The best-actor runner-up was Michael Shannon as a man beset by apocalyptic visions in Take Shelter.

The critics' group passed over big Hollywood names to bestow its best-actress prize on Yun Jung-hee for the South Korean drama Poetry, in which she plays a grandmother in the early stages of Alzheimer's who struggles with a new desire to write a poem.

Kirsten Dunst was best-actress runner-up as a depressive woman who finds inner strength as another planet bears down on a collision course with Earth in Melancholia.

Notoriously press-shy filmmaker Terrence Malick was named best director for his epic family drama The Tree of Life, starring Brad Pitt as a domineering father who mixes tenderness and cruelty in raising his sons. The Tree of Life was the best-picture runner-up to The Descendants.

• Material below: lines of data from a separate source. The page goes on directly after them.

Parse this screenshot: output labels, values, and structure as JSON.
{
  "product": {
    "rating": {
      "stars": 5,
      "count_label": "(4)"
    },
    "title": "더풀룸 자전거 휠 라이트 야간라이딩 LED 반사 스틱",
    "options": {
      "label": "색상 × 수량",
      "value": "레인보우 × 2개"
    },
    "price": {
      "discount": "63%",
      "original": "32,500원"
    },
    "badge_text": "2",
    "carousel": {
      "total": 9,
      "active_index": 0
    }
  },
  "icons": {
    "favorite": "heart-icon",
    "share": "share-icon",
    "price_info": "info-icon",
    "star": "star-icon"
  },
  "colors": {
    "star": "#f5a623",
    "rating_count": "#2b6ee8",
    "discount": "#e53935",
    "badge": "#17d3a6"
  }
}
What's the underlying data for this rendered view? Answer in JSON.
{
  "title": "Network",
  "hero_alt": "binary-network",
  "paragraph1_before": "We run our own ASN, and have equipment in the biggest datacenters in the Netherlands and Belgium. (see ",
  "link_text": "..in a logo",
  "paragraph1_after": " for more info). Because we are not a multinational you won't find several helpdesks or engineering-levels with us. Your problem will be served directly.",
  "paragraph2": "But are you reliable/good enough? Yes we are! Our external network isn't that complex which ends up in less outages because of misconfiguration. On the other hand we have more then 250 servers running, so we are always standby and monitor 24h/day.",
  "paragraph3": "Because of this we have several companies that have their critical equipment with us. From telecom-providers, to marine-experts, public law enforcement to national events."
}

The film also helped pick up the supporting-actress honour for Jessica Chastain, who was cited for The Tree of Life and five other films in which she co-starred this year. The Tree of Life also earned the cinematography award for Emmanuel Lubezki (the runner-up was Cao Yu for City of Life and Death).

The directing runner-up was Martin Scorsese for his 3D family adventure Hugo, about an orphan boy unravelling a mystery pegged to a toy-seller at a Paris train station in the 1930s.

Charlize Theron

Christopher Plummer won as supporting actor for Beginners, in which he plays an elderly dad who announces to his son that he's gay. The runner-up was Patton Oswalt as an ageing nerd who becomes unlikely pals with an old high school bombshell played by Charlize Theron in Young Adult.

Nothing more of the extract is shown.